Answer: (The TukeyHSD results for CLASS show a consistent decreasing trend in L_RATIO as the age class increases from A1 to A5, with all pairwise comparisons involving A1 showing statistically significant differences. This suggests that L_RATIO tends to decrease with higher age classes, indicating potential biological differences in shell measurements across age groups. For SEX, significant differences are found between females (F) and immatures (I) as well as between immatures (I) and males (M), while the difference between males and females is not significant (p = 0.85). This lack of significant difference between male and female abalones suggests that these two groups might have similar L_RATIO values. However, because immatures differ significantly from both males and females, combining all three into a single category labeled ‘adults’ would overlook the distinct L_RATIO profile of immatures, indicating that this categorization would not be appropriate.)

#### Section 3: (10 points) ####

(3)(a1) Here, we will combine “M” and “F” into a new level, “ADULT”. The code for doing this is given to you. For (3)(a1), all you need to do is execute the code as given.

## 
## ADULT     I 
##   707   329

(3)(a2) Present side-by-side histograms of VOLUME. One should display infant volumes and, the other, adult volumes.

Essay Question: Compare the histograms. How do the distributions differ? Are there going to be any difficulties separating infants from adults based on VOLUME?

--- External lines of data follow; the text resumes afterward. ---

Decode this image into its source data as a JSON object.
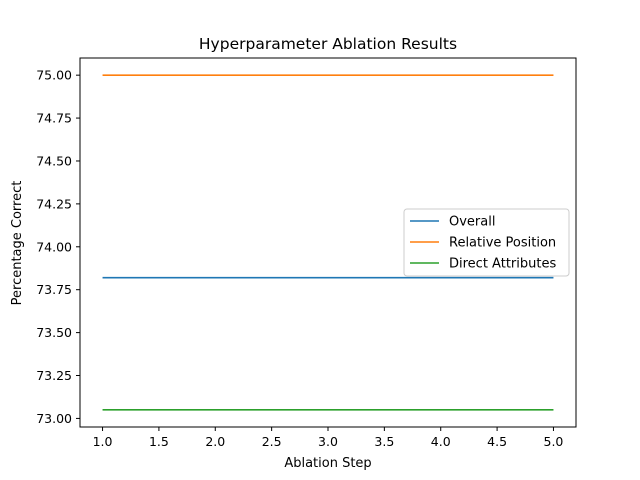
{
  "chart_data": {
    "type": "line",
    "title": "Hyperparameter Ablation Results",
    "xlabel": "Ablation Step",
    "ylabel": "Percentage Correct",
    "xlim": [
      0.8,
      5.2
    ],
    "ylim": [
      72.95,
      75.1
    ],
    "xticks": [
      "1.0",
      "1.5",
      "2.0",
      "2.5",
      "3.0",
      "3.5",
      "4.0",
      "4.5",
      "5.0"
    ],
    "yticks": [
      "73.00",
      "73.25",
      "73.50",
      "73.75",
      "74.00",
      "74.25",
      "74.50",
      "74.75",
      "75.00"
    ],
    "grid": false,
    "legend_position": "center-right",
    "x": [
      1,
      2,
      3,
      4,
      5
    ],
    "series": [
      {
        "name": "Overall",
        "color": "#1f77b4",
        "values": [
          73.82,
          73.82,
          73.82,
          73.82,
          73.82
        ]
      },
      {
        "name": "Relative Position",
        "color": "#ff7f0e",
        "values": [
          75.0,
          75.0,
          75.0,
          75.0,
          75.0
        ]
      },
      {
        "name": "Direct Attributes",
        "color": "#2ca02c",
        "values": [
          73.05,
          73.05,
          73.05,
          73.05,
          73.05
        ]
      }
    ]
  }
}
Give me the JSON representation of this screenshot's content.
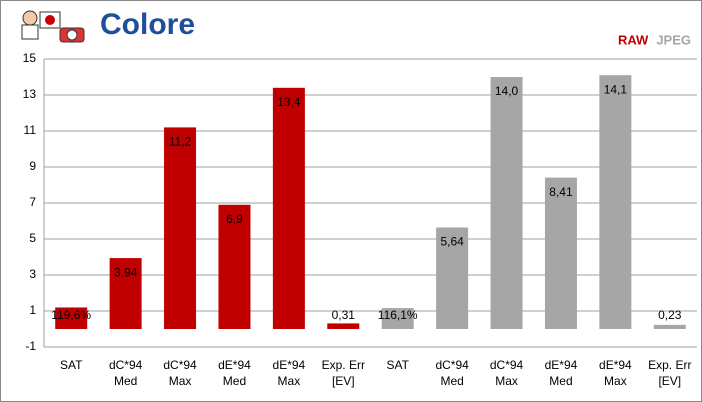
{
  "chart_data": {
    "type": "bar",
    "title": "Colore",
    "categories": [
      [
        "SAT"
      ],
      [
        "dC*94",
        "Med"
      ],
      [
        "dC*94",
        "Max"
      ],
      [
        "dE*94",
        "Med"
      ],
      [
        "dE*94",
        "Max"
      ],
      [
        "Exp. Err",
        "[EV]"
      ],
      [
        "SAT"
      ],
      [
        "dC*94",
        "Med"
      ],
      [
        "dC*94",
        "Max"
      ],
      [
        "dE*94",
        "Med"
      ],
      [
        "dE*94",
        "Max"
      ],
      [
        "Exp. Err",
        "[EV]"
      ]
    ],
    "series": [
      {
        "name": "RAW",
        "color": "#c00000",
        "values": [
          1.196,
          3.94,
          11.2,
          6.9,
          13.4,
          0.31,
          null,
          null,
          null,
          null,
          null,
          null
        ],
        "value_labels": [
          "119,6%",
          "3,94",
          "11,2",
          "6,9",
          "13,4",
          "0,31",
          null,
          null,
          null,
          null,
          null,
          null
        ]
      },
      {
        "name": "JPEG",
        "color": "#a6a6a6",
        "values": [
          null,
          null,
          null,
          null,
          null,
          null,
          1.161,
          5.64,
          14.0,
          8.41,
          14.1,
          0.23
        ],
        "value_labels": [
          null,
          null,
          null,
          null,
          null,
          null,
          "116,1%",
          "5,64",
          "14,0",
          "8,41",
          "14,1",
          "0,23"
        ]
      }
    ],
    "ylim": [
      -1,
      15
    ],
    "yticks": [
      -1,
      1,
      3,
      5,
      7,
      9,
      11,
      13,
      15
    ],
    "grid": true,
    "legend": "top-right"
  }
}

Answer: (I think the histograms show that the volume distributions for infants and adults differ significantly. The distribution for adults is more spread out, with a peak around 400-500 and values extending up to 1000, indicating a wider range of volumes among adult abalones. In contrast, the distribution for infants is more concentrated, with a peak around 200 and very few values exceeding 500. This difference suggests that, in general, infants tend to have lower volumes compared to adults. However, there is some overlap between the higher volumes of infants and the lower volumes of adults, which may make it challenging to separate infants from adults solely based on volume. Therefore, while volume can provide some indication, it may not be a fully reliable metric for distinguishing between infants and adults.)

(3)(b) Create a scatterplot of SHUCK versus VOLUME and a scatterplot of their base ten logarithms, labeling the variables as L_SHUCK and L_VOLUME. Please be aware the variables, L_SHUCK and L_VOLUME, present the data as orders of magnitude (i.e. VOLUME = 100 = 10^2 becomes L_VOLUME = 2). Use color to differentiate CLASS in the plots. Repeat using color to differentiate by TYPE.

Additional Essay Question: Compare the two scatterplots. What effect(s) does log-transformation appear to have on the variability present in the plot? What are the implications for linear regression analysis? Where do the various CLASS levels appear in the plots? Where do the levels of TYPE appear in the plots?

Answer: (I feel like the log-transformation of SHUCK and VOLUME reduces the spread of the data, making it more linear and compact. In the original scale, there is a wide range of variability, especially for larger values of VOLUME, where points are more dispersed. After log-transformation, this variability is reduced, leading to a more even distribution of points along a linear trend, which is beneficial for linear regression analysis as it stabilizes variance and meets the assumption of homoscedasticity (constant variance). Regarding CLASS, lower age classes (e.g., A1) are positioned towards the lower end of both VOLUME and SHUCK, while higher classes (e.g., A5) have larger values and are more spread out in the original scale. For TYPE, infants (I) are clustered towards the lower end of both VOLUME and SHUCK, whereas adults (ADULT) are distributed across a broader range, though log-transformation reduces this spread.)